O resultado indica um padrão de maior controle e regularidade da atividade no estado, com concentração em imóveis rurais privados, segundo o levantamento.
O levantamento, realizado por instituições como o Imazon, indica que o Acre conseguiu eliminar a exploração madeireira não autorizada no último período analisado. Esse resultado coloca o estado em uma posição de destaque no manejo sustentável e na fiscalização dos recursos florestais na Amazônia.
O estudo mostra ainda que o perfil da exploração no estado é altamente regularizado e concentrado.
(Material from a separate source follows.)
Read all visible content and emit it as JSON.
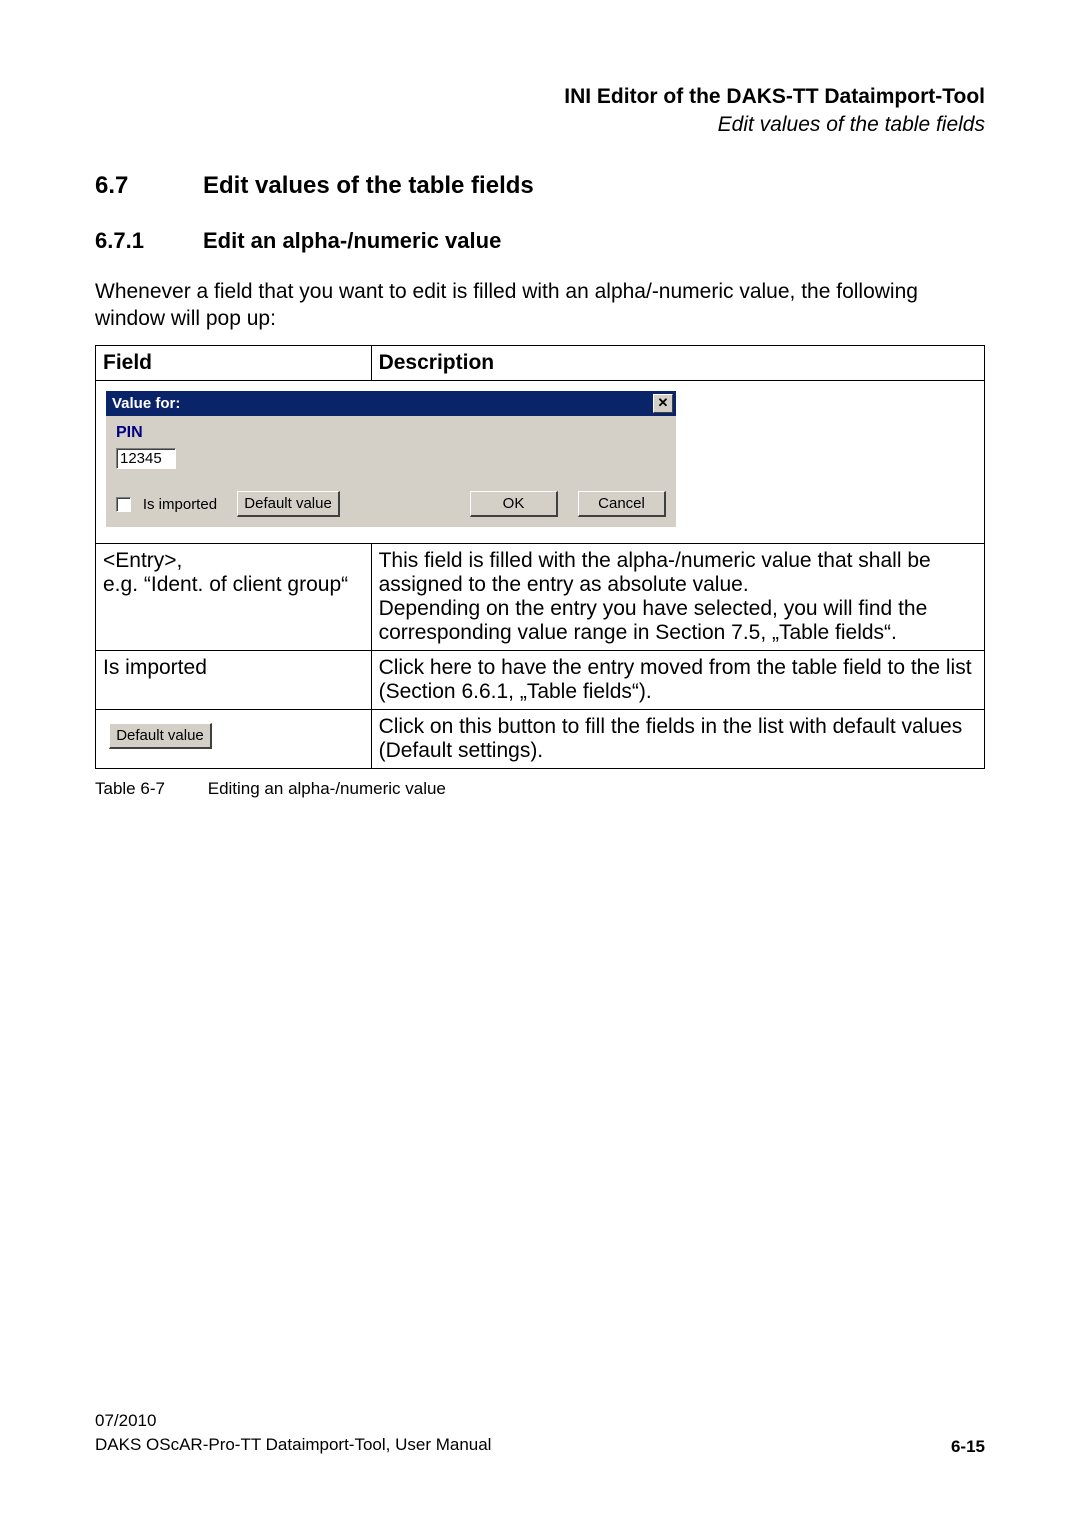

Toda a área explorada no Acre está situada em imóveis rurais privados, o que reforça o padrão de maior controle por parte dos proprietários de terras e dos órgãos ambientais estaduais.
Diferente de outras regiões da Amazônia, onde a extração ilegal costuma avançar sobre Áreas Protegidas, o Acre não registrou exploração de madeira em: Terras Indígenas (TIs), Unidades de Conservação (UCs) e/ou Assentamentos Rurais.
A redução de quase metade do volume explorado, aliada à totalidade de áreas autorizadas, sugere uma mudança estrutural no setor. O uso de imagens de satélite e o cruzamento de dados com sistemas de licenciamento ambiental têm permitido que as autoridades e instituições de pesquisa monitorem, praticamente em tempo real, onde e como a madeira está sendo retirada.
Para especialistas do Imazon, a regularidade observada no Acre serve de modelo para o ordenamento do setor na região Norte, indicando que é possível manter a atividade econômica madeireira reduzindo os impactos ambientais e respeitando as áreas de preservação e territórios tradicionais.